As for LaBolt, who also worked with Biden during the Obama administration, he was credited with helping get Supreme Court Justice Ketanji Brown Jackson confirmed and for providing advice on personnel appointments and nominations during the transition period between the Trump and Biden administrations.
“Since my time as Vice President, Kate has been a loyal and trusted adviser, through thick and thin,” Biden said in the statement. “She was a critical strategic voice from the very first day of my presidential campaign in 2019 and has been a key part of advancing my agenda in the White House.”
“Ben has big shoes to fill. I look forward to welcoming him back as a first-rate communicator who’s shown his commitment to public service again and again, and who has a cutting-edge understanding of how Americans consume information,” he added of LaBolt. “I saw him fight for Justice Jackson, and he put his all into helping us make history confirming our cabinet and subcabinet nominees. I’m proud to have him rejoin this team.”
Bedingfield the “captain of the Team of Killers”

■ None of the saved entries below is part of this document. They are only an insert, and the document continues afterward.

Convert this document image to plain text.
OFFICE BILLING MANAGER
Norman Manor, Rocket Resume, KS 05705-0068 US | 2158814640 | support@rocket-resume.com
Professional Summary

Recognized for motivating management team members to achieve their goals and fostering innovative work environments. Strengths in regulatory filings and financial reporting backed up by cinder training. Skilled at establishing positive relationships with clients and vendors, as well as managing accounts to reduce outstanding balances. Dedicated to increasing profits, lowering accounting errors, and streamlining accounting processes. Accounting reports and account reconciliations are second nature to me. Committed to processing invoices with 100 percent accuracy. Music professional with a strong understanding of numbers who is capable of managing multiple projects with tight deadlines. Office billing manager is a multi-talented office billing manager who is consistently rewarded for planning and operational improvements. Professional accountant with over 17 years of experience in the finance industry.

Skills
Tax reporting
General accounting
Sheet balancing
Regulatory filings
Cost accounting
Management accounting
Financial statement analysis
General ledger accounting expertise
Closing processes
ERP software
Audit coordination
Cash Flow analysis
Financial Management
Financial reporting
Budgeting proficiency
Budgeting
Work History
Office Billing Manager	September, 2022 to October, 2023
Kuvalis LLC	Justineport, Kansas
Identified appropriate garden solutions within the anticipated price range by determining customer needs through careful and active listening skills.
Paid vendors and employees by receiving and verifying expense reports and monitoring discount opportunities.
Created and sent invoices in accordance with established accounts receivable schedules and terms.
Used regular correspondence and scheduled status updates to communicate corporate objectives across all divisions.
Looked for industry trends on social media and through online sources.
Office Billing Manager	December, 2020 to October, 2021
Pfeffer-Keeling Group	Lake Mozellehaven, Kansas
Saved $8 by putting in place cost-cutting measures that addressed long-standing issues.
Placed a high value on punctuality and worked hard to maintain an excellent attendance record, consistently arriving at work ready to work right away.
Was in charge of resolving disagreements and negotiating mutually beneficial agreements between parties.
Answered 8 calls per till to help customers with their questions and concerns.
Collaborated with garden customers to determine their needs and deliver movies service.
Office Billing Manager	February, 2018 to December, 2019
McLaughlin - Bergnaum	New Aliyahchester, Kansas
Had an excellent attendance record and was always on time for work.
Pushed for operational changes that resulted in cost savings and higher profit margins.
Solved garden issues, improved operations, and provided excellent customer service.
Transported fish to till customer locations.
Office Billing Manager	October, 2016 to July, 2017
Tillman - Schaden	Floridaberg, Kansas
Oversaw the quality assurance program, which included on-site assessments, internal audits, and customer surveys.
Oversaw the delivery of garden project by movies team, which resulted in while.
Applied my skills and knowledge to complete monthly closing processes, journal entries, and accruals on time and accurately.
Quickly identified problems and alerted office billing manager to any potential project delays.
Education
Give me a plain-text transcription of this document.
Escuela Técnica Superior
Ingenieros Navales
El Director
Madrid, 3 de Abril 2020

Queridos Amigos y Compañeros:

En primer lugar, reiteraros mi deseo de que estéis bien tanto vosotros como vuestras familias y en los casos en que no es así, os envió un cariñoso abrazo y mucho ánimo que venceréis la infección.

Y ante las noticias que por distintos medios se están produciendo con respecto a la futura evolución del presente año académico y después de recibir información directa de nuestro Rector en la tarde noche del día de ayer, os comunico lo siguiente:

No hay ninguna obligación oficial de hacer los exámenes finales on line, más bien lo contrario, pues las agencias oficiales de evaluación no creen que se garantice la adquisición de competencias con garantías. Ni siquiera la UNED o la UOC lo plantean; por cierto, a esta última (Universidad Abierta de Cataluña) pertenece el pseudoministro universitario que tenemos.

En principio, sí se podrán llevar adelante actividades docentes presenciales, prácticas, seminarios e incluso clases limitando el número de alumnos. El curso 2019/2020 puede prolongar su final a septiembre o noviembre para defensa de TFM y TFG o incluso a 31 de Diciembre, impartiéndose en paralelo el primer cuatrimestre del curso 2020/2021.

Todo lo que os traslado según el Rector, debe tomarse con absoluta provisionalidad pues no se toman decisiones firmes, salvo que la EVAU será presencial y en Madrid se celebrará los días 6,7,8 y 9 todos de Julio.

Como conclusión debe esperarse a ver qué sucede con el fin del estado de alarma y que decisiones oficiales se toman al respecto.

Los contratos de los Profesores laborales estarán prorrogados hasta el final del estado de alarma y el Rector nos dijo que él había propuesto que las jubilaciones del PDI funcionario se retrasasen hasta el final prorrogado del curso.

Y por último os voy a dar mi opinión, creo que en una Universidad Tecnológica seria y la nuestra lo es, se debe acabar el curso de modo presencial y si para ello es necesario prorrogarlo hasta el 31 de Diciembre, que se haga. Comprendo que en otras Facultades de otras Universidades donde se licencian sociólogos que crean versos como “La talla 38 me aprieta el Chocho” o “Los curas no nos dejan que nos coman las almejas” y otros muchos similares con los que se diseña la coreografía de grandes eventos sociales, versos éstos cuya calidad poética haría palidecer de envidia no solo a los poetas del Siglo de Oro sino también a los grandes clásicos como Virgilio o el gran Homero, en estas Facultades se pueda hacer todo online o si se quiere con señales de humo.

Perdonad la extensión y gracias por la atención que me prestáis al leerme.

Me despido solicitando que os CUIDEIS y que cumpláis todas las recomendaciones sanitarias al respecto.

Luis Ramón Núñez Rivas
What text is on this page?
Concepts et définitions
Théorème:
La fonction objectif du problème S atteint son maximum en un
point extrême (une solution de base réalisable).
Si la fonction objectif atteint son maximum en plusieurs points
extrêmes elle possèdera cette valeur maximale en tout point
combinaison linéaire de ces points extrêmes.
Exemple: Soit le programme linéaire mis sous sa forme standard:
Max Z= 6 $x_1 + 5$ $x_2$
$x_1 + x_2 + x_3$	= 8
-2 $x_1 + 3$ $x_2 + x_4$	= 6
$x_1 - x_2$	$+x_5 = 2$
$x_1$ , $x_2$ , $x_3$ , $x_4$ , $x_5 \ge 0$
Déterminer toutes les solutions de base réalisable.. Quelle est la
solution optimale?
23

During Friday’s press briefing, White House press secretary Jean-Pierre lamented how “bittersweet” it was to announce the sad news of the impending resignation of Bedingfield paired with her joy in regard to LaBolt being her replacement, both of whom she considered to be dear friends.
With regard to Bedingfield, Jean-Pierre said, “I understand that after a certain previous occupant of this White House, whose name will be nameless, but — as you know who this person is — he got angry and yelled and said, quote, ‘Biden has a team of killers. All I’ve got — all I’ve got is a defense,'” in reference to an alleged quote from then-President Trump in a June 2020 New York Times article.
“Okay, that was in the campaign. That was — the campaign communications team started calling Kate and the captain — the captain of the Team [of] Killers,” she added. “That doesn’t surprise me at all because if there’s one thing Kate is, is she is a leader.”
As for LaBolt, Jean-Pierre noted her personal experience with him over the years and said, “I also knew — I also know that Ben is making history — as you know, we believe, here in the Biden-Haris White House, that representation matters. He will be the first openly gay Communications Director, which is very, very important indeed.”
Bedingfield talked out of resigning last year
Interestingly enough, this isn’t the first time that the White House has announced Bedingfield’s imminent resignation, as ABC News reported in July 2022 that the communications director had planned to leave that job but had been talked into staying longer by President Biden himself and White House Chief of Staff Ron Klain.
In sharing her change of plans with staffers at that time, Bedingfield said that she had realized that “I’m not done here and there is so much more good work to do,” and that the remaining work was “too important and too energizing” to leave unfinished while she still had “a lot of gas left in the tank.”